CLEVELAND HEIGHTS, Ohio — Tiffiny Underhile’s 16th year of teaching will be one she will never forget.


What You Need To Know

  • Tiffiny Underhile said this year and the experience of virtual schooling has taught her much more than she's ever imagined it would

  • She said being away from her students physically has also taught her the impact of small interactions

  • Underhile said she and other teachers with the Cleveland Heights-University Heights City School District are planning on remaining virtual until told otherwise

“I just remember hugging my students and telling them goodbye, and I don't know when I’m going to see you, but hopefully soon and then we didn't go back,” Underhile said.

The eighth-grade science teacher at Monticello Middle School has been teaching from home since the start of the coronavirus pandemic when the Cleveland Heights-University Heights City School District decided to go completely virtual.

“We've been following a full-bell schedule, so we are following a schedule as if we were in school,” she said.

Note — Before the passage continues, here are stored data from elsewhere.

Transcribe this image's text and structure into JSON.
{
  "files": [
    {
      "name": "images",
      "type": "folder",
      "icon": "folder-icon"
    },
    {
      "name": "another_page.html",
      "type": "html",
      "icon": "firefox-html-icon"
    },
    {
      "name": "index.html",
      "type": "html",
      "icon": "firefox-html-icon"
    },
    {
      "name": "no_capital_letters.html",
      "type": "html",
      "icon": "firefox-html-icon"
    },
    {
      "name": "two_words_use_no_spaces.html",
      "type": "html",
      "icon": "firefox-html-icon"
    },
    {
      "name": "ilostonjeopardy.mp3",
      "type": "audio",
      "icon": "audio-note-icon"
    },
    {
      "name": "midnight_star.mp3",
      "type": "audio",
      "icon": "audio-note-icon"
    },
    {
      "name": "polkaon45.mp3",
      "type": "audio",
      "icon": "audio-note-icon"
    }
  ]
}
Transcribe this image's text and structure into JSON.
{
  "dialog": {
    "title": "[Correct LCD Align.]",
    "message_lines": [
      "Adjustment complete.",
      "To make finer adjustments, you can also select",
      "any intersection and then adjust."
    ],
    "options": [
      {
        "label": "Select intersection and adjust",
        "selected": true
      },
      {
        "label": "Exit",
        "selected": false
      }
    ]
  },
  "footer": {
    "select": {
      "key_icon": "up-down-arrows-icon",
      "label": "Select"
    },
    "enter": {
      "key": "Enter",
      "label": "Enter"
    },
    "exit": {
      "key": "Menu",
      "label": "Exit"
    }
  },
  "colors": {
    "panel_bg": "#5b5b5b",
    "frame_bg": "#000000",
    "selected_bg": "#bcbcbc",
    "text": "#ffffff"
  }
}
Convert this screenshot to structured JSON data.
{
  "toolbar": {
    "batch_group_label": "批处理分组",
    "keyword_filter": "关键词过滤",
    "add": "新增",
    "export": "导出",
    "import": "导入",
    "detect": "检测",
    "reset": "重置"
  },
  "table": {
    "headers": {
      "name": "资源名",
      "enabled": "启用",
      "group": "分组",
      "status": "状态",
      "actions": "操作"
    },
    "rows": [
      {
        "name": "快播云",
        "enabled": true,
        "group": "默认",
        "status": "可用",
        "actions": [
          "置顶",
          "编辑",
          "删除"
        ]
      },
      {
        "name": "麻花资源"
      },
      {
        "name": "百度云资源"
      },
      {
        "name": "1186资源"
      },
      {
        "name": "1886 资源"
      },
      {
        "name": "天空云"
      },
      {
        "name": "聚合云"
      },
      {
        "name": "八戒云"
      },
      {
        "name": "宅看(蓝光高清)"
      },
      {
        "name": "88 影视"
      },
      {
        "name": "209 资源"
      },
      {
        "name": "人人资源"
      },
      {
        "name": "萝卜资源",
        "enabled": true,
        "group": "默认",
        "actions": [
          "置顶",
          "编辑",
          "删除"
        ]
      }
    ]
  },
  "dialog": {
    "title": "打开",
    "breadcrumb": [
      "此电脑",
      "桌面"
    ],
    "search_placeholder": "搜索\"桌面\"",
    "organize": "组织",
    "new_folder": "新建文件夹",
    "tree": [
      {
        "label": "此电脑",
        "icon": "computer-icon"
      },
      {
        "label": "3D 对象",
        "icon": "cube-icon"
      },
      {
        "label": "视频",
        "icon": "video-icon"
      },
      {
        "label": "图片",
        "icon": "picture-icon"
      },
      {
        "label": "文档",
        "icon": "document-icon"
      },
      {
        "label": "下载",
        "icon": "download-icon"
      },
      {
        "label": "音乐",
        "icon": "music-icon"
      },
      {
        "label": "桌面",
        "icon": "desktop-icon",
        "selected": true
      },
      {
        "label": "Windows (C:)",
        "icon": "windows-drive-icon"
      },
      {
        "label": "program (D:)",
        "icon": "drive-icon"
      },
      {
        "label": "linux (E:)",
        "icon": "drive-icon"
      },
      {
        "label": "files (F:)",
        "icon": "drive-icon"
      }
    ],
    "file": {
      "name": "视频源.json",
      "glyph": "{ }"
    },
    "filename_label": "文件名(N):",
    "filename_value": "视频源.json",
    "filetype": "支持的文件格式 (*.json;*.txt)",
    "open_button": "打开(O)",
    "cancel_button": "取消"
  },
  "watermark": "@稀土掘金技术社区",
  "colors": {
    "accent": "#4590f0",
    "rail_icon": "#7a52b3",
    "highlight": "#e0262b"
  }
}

Teachers along with healthcare workers and many other essential professions have been praised for their work during the pandemic. Underhile said she’s no hero, but the work she and so many others are doing to keep students engaged and progressing is not easy.

Although she’s doing the teaching, Underhile said she has learned a lot this year about herself as a teacher and as a mother of two children who are also in virtual school.

One lesson includes the importance of showing empathy.

“I try to go by the ruling of I will do my job as a parent and try to separate that as the job of a teacher, and I will understand that I do not know what they're going through each and every day. But I will support them. I will give them grace,” Underhile said.

She said being away from her students, physically, has also taught her the impact of small interactions.

“I’ve learned that words mean a lot. I had a kid at the end of class who typed in the chat, ‘You guys are some excellent teachers.’ I didn't hear his voice and I didn't see his face, but I read it and, it was just like that feels so good,” she said. “Number two, interaction means a lot in some way shape or form. I love interacting with students and a third thing I’ve learned is that you can never hug people like I just, I just want to go in and hug my students.”

Underhile said she and other teachers with the Cleveland Heights-University Heights City School District are planning on remaining virtual until told otherwise. In the meantime, she’s going to keep teaching and learning as much as she can.

“I want teachers to just reflect on this time, because I think that at the end of the day we can all realize that we did learn something,” she said. “I don't think that anybody's ever going to forget this time.”